E.G. Je pense qu'il y a de bonnes écoles en France, comme les Gobelins ou Supinfocom. Il y a aussi une culture visuelle forte. Et puis, il faut quand même savoir que le film est réalisé en France au studio Illumination Mac Guff à Paris et qu'il y a donc, de fait, beaucoup de Français qui travaillent sur le film. C'est certain qu'il y a un savoir faire français, il manque juste l'aspect finances que les Américains apportent en même temps qu'un savoir faire industriel. Tous les talents les intéressent, d'où qu'ils viennent, de France, d'Italie ou d'Espagne. L'important pour eux, c'est ce que vous pouvez apporter...

Que dessiniez-vous dans les marges de vos cahiers lorsque vous étiez jeune ? 

E.G. Un peu de tout. En fait, j'ai toujours dessiné. J'adorais créer des mondes, des univers où on pouvait s'imaginer vivre, avec plein de détails, de choses qui se passent, des dessins souvent complexes avec un petit côté Shadock d'ailleurs.

Eric Guillon nous détaille son parcours professionnel

La galerie Arludik à Paris propose jusqu'au au 22 juin une exposition intitulée « L'Art de Moi, moche et méchant ».  Vous y étiez pour l'inauguration au début du mois de juin. Pensez-vous que, comme la BD, le dessin d'animation a sa place aux côtés de la peinture dans les galeries, les musées et salles de ventes ?

E.G. Pourquoi pas. Même si ça a pu me surprendre parce que ce ne sont pas des dessins destinés à être vus, l'exposition a au moins le mérite de montrer au grand public le travail qui est développé derrière "Moi, moche et méchant". Il y a toute une démarche derrière un film qu'on ne voit pas et qui peut finalement intéresser les gens. C'est vraiment une très belle initiative. Il en faudrait plus parce que même dans la galerie on ne voit pas grand chose de ce qui a pu être réalisé. Il existe une masse de dessins absolument extraordinaire. Bon aujourd'hui, il y a quand même les blogs qui permettent de montrer tout ça...

Comme le vôtre ?

E.G. Oui mais je ne l'ai pas alimenté depuis longtemps, je ne suis pas très studieux de ce côté là, il va falloir que je me repenche dessus... 

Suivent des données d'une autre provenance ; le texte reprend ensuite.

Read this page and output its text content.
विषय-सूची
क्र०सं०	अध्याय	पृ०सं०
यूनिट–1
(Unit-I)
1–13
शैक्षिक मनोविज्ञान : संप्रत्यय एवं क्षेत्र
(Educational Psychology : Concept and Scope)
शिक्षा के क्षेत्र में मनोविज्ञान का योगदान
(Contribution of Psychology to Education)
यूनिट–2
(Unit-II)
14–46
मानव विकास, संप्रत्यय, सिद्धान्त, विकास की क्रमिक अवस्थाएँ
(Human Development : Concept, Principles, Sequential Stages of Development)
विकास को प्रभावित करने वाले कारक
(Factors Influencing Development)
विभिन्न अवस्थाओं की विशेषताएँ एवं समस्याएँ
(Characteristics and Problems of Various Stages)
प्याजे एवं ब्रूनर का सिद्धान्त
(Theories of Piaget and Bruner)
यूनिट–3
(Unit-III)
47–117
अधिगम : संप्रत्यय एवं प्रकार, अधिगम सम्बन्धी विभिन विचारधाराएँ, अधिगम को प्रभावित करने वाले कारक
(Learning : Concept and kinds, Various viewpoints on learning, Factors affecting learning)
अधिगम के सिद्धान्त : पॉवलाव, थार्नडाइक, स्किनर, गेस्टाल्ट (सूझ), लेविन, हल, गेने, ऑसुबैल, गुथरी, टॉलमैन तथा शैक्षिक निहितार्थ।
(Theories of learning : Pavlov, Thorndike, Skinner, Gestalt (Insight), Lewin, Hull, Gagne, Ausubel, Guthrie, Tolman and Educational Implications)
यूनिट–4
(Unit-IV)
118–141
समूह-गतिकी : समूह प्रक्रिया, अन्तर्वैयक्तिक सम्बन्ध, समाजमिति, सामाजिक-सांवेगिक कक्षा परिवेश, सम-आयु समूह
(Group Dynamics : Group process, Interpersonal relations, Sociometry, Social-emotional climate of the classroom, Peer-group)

Et les dessins de films d'animation dans les musées ou les salles de vente ?

E.G. Je rêve moi-même d'acheter certains dessins, pas les miens bien sûr, mais ceux d'autres dessinateurs. Alors oui pourquoi pas...

Quel est pour vous le plus grand film d'animation de tous les temps ?

E.G. Je ne donnerai pas le nom d'un film mais plutôt le nom d'un auteur : Miyazaki, l'auteur absolu sur le plan de l'écriture, de la réalisation, de l'aspect visuel. J'ai également un grand faible pour le travail de Tim Burton sur "L'Etrange Noël de monsieur Jack". Et chez Disney, j'aime beaucoup "Les 101 Dalmatiens"...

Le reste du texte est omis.